This series was applied to bpf/bpf-next.git (master)
by Daniel Borkmann <daniel@iogearbox.net>:

On Fri, 10 Feb 2023 18:06:12 +0100 you wrote:
> The set grew from the poor performance of %BPF_F_TEST_XDP_LIVE_FRAMES
> when the ice-backed device is a sender. Initially there were around
> 3.3 Mpps / thread, while I have 5.5 on skb-based pktgen...
> 
> After fixing 0005 (0004 is a prereq for it) first (strange thing nobody
> noticed that earlier), I started catching random OOMs.
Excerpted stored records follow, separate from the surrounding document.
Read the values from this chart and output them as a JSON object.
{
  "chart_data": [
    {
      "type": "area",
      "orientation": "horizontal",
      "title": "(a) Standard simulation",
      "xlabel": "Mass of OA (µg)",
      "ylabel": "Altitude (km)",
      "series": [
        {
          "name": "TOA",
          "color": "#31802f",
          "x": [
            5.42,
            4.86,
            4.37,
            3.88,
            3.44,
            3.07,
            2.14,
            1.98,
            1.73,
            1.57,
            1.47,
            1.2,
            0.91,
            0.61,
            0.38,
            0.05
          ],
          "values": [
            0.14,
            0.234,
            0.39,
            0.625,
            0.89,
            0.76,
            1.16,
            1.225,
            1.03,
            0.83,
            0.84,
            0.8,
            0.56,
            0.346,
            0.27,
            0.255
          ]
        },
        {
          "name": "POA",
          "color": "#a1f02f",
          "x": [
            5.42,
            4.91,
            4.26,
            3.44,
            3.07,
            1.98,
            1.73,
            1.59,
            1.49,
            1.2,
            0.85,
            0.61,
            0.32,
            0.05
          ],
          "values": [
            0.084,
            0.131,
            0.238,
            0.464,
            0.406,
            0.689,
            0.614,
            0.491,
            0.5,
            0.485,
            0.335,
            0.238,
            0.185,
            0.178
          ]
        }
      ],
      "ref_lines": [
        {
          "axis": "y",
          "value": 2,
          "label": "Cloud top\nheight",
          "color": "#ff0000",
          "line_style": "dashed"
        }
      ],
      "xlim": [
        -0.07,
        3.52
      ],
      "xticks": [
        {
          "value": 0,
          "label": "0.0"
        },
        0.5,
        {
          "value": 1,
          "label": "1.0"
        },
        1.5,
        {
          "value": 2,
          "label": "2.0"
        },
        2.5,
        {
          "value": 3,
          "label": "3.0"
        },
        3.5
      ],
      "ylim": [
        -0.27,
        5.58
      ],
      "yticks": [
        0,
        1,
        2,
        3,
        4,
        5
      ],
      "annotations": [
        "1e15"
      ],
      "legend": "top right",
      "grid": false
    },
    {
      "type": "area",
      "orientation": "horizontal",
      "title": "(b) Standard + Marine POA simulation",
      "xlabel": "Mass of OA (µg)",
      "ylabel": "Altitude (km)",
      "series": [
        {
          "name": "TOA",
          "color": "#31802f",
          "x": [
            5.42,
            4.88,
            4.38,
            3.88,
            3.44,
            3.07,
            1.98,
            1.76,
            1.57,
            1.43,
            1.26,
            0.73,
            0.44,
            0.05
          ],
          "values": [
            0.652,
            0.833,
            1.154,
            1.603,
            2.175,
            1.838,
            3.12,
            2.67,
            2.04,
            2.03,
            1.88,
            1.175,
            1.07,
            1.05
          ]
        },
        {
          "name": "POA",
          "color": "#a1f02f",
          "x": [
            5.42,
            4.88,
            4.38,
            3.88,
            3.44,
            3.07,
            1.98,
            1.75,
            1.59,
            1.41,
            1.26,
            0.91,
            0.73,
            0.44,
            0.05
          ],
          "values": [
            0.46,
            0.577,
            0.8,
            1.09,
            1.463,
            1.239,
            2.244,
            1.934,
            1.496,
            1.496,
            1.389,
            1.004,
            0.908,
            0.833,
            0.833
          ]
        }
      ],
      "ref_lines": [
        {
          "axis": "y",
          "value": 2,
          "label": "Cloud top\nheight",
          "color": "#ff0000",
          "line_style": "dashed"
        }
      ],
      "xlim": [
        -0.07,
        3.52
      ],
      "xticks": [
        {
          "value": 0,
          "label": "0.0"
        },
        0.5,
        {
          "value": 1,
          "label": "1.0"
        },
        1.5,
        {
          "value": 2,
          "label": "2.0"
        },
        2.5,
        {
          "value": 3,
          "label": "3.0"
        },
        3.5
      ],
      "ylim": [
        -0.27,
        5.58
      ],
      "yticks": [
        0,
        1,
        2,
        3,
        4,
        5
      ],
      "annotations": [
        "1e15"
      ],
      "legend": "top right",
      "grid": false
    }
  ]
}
This is how 0002
> (and partially 0001) appeared.
> 0003 is a suggestion from Maciej to not waste time on refactoring dead
> lines. 0006 is a "cherry on top" to get away with the final 6.7 Mpps.
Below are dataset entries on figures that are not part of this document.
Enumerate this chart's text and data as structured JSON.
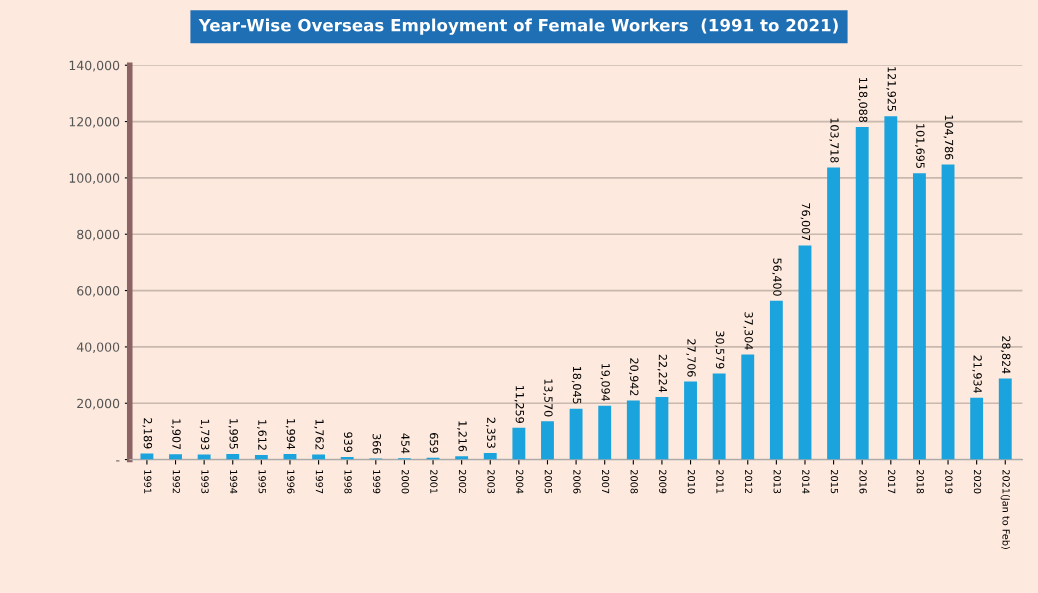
{
  "chart_data": {
    "type": "bar",
    "title": "Year-Wise Overseas Employment of Female Workers  (1991 to 2021)",
    "categories": [
      "1991",
      "1992",
      "1993",
      "1994",
      "1995",
      "1996",
      "1997",
      "1998",
      "1999",
      "2000",
      "2001",
      "2002",
      "2003",
      "2004",
      "2005",
      "2006",
      "2007",
      "2008",
      "2009",
      "2010",
      "2011",
      "2012",
      "2013",
      "2014",
      "2015",
      "2016",
      "2017",
      "2018",
      "2019",
      "2020",
      "2021(Jan to Feb)"
    ],
    "values": [
      2189,
      1907,
      1793,
      1995,
      1612,
      1994,
      1762,
      939,
      366,
      454,
      659,
      1216,
      2353,
      11259,
      13570,
      18045,
      19094,
      20942,
      22224,
      27706,
      30579,
      37304,
      56400,
      76007,
      103718,
      118088,
      121925,
      101695,
      104786,
      21934,
      28824
    ],
    "color": "#1aa3dc",
    "ylim": [
      0,
      140000
    ],
    "yticks": [
      {
        "value": 0,
        "label": "-"
      },
      {
        "value": 20000,
        "label": "20,000"
      },
      {
        "value": 40000,
        "label": "40,000"
      },
      {
        "value": 60000,
        "label": "60,000"
      },
      {
        "value": 80000,
        "label": "80,000"
      },
      {
        "value": 100000,
        "label": "100,000"
      },
      {
        "value": 120000,
        "label": "120,000"
      },
      {
        "value": 140000,
        "label": "140,000"
      }
    ],
    "value_labels": [
      "2,189",
      "1,907",
      "1,793",
      "1,995",
      "1,612",
      "1,994",
      "1,762",
      "939",
      "366",
      "454",
      "659",
      "1,216",
      "2,353",
      "11,259",
      "13,570",
      "18,045",
      "19,094",
      "20,942",
      "22,224",
      "27,706",
      "30,579",
      "37,304",
      "56,400",
      "76,007",
      "103,718",
      "118,088",
      "121,925",
      "101,695",
      "104,786",
      "21,934",
      "28,824"
    ],
    "grid": "y"
  }
}
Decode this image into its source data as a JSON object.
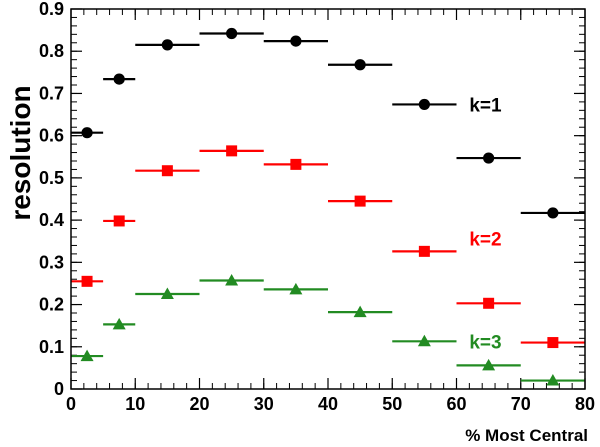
{
  "chart_data": {
    "type": "scatter",
    "xlabel": "% Most Central",
    "ylabel": "resolution",
    "xlim": [
      0,
      80
    ],
    "ylim": [
      0,
      0.9
    ],
    "x_ticks": [
      0,
      10,
      20,
      30,
      40,
      50,
      60,
      70,
      80
    ],
    "x_tick_labels": [
      "0",
      "10",
      "20",
      "30",
      "40",
      "50",
      "60",
      "70",
      "80"
    ],
    "y_ticks": [
      0,
      0.1,
      0.2,
      0.3,
      0.4,
      0.5,
      0.6,
      0.7,
      0.8,
      0.9
    ],
    "y_tick_labels": [
      "0",
      "0.1",
      "0.2",
      "0.3",
      "0.4",
      "0.5",
      "0.6",
      "0.7",
      "0.8",
      "0.9"
    ],
    "x_minor_step": 2,
    "y_minor_step": 0.02,
    "grid": false,
    "x_bins": [
      [
        0,
        5
      ],
      [
        5,
        10
      ],
      [
        10,
        20
      ],
      [
        20,
        30
      ],
      [
        30,
        40
      ],
      [
        40,
        50
      ],
      [
        50,
        60
      ],
      [
        60,
        70
      ],
      [
        70,
        80
      ]
    ],
    "x": [
      2.5,
      7.5,
      15,
      25,
      35,
      45,
      55,
      65,
      75
    ],
    "series": [
      {
        "name": "k=1",
        "marker": "circle",
        "color": "#000000",
        "values": [
          0.607,
          0.734,
          0.815,
          0.842,
          0.824,
          0.768,
          0.674,
          0.547,
          0.417
        ],
        "label_at": [
          62,
          0.674
        ]
      },
      {
        "name": "k=2",
        "marker": "square",
        "color": "#ff0000",
        "values": [
          0.255,
          0.398,
          0.517,
          0.564,
          0.532,
          0.445,
          0.326,
          0.203,
          0.11
        ],
        "label_at": [
          62,
          0.356
        ]
      },
      {
        "name": "k=3",
        "marker": "triangle",
        "color": "#228b22",
        "values": [
          0.078,
          0.153,
          0.225,
          0.257,
          0.236,
          0.182,
          0.113,
          0.056,
          0.02
        ],
        "label_at": [
          62,
          0.113
        ]
      }
    ]
  }
}
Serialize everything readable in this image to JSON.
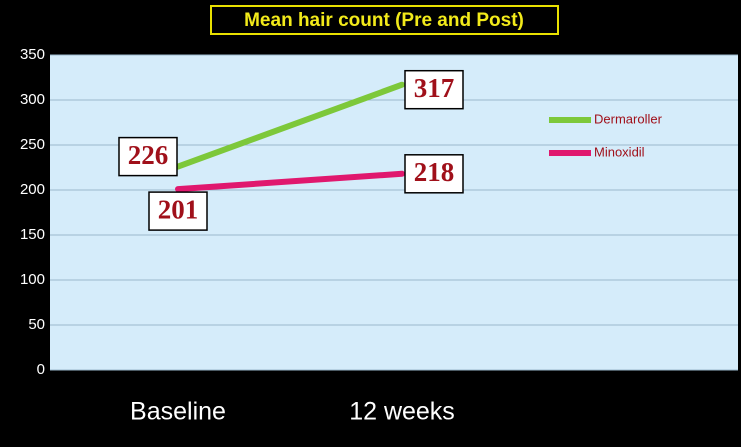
{
  "chart_data": {
    "type": "line",
    "title": "Mean hair count  (Pre  and  Post)",
    "categories": [
      "Baseline",
      "12 weeks"
    ],
    "series": [
      {
        "name": "Dermaroller",
        "color": "#7dc83a",
        "values": [
          226,
          317
        ]
      },
      {
        "name": "Minoxidil",
        "color": "#e0186e",
        "values": [
          201,
          218
        ]
      }
    ],
    "ylim": [
      0,
      350
    ],
    "yticks": [
      0,
      50,
      100,
      150,
      200,
      250,
      300,
      350
    ],
    "grid": true,
    "legend": "right"
  }
}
> 4.5 of 6 are fixes, but only the first three are tagged, since it then
> starts being tricky. I may backport them manually later on.
> 
> [...]

Here is the summary with links:
  - [bpf-next,1/6] ice: fix ice_tx_ring::xdp_tx_active underflow
    https://git.kernel.org/bpf/bpf-next/c/bc4db8347003
  - [bpf-next,2/6] ice: fix XDP Tx ring overrun
    https://git.kernel.org/bpf/bpf-next/c/0bd939b60cea
  - [bpf-next,3/6] ice: remove two impossible branches on XDP Tx cleaning
    https://git.kernel.org/bpf/bpf-next/c/923096b5cec3
  - [bpf-next,4/6] ice: robustify cleaning/completing XDP Tx buffers
    https://git.kernel.org/bpf/bpf-next/c/aa1d3faf71a6
  - [bpf-next,5/6] ice: fix freeing XDP frames backed by Page Pool
    https://git.kernel.org/bpf/bpf-next/c/055d0920685e
  - [bpf-next,6/6] ice: micro-optimize .ndo_xdp_xmit() path
    https://git.kernel.org/bpf/bpf-next/c/ad07f29b9c9a

You are awesome, thank you!